Mas, afinal, que bicho crônico é esse a que chamam de crônica? A crônica é uma escrita rápida, sem diálogos, e de curta duração no tempo narrativo. Ou seja, começa e termina, como se fosse um acontecimento diário. Existem muitos tipos de crônicas, mas a regra vale para todos. A crônica estabelece maior comunicação entre a palavra e o leitor, como se de repente o cronista estivesse a narrar ao leitor um acontecimento de si, contudo, em um monólogo e não em um diálogo. Apesar da informalidade, prefiro discordar do mestre Rubem Braga quando este a classificou de subproduto da literatura.
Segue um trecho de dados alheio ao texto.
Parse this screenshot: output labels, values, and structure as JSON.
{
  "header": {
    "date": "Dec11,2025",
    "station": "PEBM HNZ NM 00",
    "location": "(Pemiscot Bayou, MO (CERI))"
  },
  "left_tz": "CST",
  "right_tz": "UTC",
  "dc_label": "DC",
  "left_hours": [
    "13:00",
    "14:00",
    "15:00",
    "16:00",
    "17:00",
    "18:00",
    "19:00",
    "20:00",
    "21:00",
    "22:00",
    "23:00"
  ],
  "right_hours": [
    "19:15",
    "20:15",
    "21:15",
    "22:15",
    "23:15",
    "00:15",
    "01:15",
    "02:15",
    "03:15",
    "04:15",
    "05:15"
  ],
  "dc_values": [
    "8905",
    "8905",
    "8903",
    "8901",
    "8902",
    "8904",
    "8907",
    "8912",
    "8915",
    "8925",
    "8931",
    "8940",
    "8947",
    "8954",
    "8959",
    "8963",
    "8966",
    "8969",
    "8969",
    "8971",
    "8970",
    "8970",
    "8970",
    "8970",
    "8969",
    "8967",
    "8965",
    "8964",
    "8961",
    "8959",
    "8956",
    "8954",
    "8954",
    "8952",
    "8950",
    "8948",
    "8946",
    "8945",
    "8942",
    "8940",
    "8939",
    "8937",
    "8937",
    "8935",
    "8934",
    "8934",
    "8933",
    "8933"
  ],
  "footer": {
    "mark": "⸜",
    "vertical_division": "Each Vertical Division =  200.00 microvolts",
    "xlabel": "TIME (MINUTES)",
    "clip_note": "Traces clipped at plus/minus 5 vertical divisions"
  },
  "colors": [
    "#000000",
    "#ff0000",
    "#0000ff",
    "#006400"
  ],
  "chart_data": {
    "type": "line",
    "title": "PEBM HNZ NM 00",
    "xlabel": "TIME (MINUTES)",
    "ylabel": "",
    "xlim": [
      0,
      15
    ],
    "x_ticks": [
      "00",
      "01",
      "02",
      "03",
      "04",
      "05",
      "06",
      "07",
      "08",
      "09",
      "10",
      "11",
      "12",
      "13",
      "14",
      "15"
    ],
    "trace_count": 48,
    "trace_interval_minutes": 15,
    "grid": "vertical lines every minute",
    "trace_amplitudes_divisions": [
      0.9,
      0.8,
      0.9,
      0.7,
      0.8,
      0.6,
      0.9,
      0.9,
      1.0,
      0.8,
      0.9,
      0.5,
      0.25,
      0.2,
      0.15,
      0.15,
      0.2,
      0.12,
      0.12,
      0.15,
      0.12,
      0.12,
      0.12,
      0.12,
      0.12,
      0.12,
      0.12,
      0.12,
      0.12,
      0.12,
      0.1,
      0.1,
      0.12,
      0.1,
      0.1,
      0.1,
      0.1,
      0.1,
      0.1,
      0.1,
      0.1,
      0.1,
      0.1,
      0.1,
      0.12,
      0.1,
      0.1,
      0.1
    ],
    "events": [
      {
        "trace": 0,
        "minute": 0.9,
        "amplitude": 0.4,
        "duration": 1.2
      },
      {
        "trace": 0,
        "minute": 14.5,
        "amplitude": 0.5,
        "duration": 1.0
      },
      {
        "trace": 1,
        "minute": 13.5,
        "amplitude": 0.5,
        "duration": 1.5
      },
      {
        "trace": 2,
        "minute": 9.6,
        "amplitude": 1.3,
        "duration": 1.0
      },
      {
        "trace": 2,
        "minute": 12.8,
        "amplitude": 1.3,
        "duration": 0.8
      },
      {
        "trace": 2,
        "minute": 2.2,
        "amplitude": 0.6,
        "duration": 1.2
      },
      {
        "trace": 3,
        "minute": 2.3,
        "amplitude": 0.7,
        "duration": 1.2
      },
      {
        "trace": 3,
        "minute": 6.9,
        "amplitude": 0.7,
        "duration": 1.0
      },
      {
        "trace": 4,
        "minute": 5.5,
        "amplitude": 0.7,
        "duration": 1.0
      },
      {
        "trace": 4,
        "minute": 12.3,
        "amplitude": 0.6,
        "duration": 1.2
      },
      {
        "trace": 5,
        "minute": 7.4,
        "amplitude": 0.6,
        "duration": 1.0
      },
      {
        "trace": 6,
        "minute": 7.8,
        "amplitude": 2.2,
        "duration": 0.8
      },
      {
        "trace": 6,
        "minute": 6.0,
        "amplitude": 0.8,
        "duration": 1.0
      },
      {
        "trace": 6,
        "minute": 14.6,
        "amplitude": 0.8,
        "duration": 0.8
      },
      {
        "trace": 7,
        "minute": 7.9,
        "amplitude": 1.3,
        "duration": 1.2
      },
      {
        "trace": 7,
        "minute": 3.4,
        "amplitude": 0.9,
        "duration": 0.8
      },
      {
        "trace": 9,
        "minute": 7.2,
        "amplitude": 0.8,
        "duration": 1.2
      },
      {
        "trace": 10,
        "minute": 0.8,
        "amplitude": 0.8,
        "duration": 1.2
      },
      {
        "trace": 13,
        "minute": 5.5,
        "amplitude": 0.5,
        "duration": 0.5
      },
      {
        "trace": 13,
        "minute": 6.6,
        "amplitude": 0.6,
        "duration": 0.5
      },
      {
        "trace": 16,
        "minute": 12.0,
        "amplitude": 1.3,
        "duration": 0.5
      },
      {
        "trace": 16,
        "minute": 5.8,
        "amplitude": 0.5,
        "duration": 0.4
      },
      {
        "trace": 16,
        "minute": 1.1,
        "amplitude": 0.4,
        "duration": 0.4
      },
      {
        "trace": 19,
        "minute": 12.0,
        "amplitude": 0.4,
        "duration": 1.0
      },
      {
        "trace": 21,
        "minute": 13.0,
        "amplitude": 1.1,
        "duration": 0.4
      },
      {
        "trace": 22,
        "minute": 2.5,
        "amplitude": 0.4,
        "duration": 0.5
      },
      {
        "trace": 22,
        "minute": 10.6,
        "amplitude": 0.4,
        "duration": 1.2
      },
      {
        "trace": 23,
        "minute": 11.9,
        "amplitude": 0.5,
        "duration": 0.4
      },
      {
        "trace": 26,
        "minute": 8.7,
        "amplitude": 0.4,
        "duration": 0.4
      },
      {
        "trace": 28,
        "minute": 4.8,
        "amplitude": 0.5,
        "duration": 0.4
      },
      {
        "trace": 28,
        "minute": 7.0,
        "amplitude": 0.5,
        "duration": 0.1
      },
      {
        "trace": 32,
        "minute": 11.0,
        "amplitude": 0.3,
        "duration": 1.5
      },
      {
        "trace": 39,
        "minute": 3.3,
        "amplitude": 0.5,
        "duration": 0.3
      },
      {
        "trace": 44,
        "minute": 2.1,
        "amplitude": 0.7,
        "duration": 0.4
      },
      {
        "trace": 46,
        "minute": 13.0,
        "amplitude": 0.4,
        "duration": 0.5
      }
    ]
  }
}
Melhor considerá-la como ramificação, assim penso que não cometeremos “bullying”, nem preconceito, com o gênero.

Existem várias regras e pontos de convergências em muitos portos literários, sobre os quais dou minúcias em cursos, porém o básico é isso. Lembrando ainda que a crônica nos permite (re)vesti-la de crítica e/ou humor. Muitos literatos conceituam conto e crônica como sendo isso ou aquilo, mas no final das contas, como escreveu Mário de Andrade, “Conto é tudo o que o autor chamar de conto”, e crônica é a escrita rápida que não se confunde com o conto. Ambos aguardam mais definições, havendo, portanto, um vasto campo a ser explorado pelos pesquisadores. E nesse universo de linhas cruzadas, possivelmente, conto e crônica “se divertem”, fazendo escárnio de nós, mortais, que pensamos entender seus labirintos literários. Como fonte de inspiração para a escrita, independentemente do gênero, temos um mundo inteiro à nossa frente.

Muitos vieram antes de mim, e muitos virão depois. E, como eu, é possível que queimem massa cinzenta e aborreçam os leitores, na tentativa de “conceituar a ficção”, a qual quer tão somente narrar a ideia e conquistar o leitor.

A transitoriedade da crônica e sua pauta atrelada ao cotidiano pode induzir o leitor desavisado a nomeá-la de matéria, mas isso também é confusão, a matéria está para a reportagem, e a reportagem está para a notícia; enquanto a crônica, embora esteja para o acontecimento diário, é uma narrativa cotidiana voltada para a ficção, podendo ter suas personagens inspiradas na realidade ou, simplesmente, extraídas do imaginário, em um processo de criação lírica. No entanto, assim como a notícia, a crônica também envelhece, contudo, pode se imortalizar nos livros e pesquisas, e isso revitaliza seu valor literário.

A crônica tem em si a magia da simplicidade, e isso a empodera para uma comunicação direta com o leitor geral, podendo ser entendida pelo aprendiz e explorada pelo cientista. A informalidade da crônica é, “na verdade”, o seu disfarce “de agente secreto”, capaz de adentrar qualquer recinto, extrair o seu objetivo, de forma ágil, eficiente e simples, e sair sem ser notada.


*Este conteúdo é de responsabilidade do autor e não representa, necessariamente, a opinião do Diário de Uberlândia.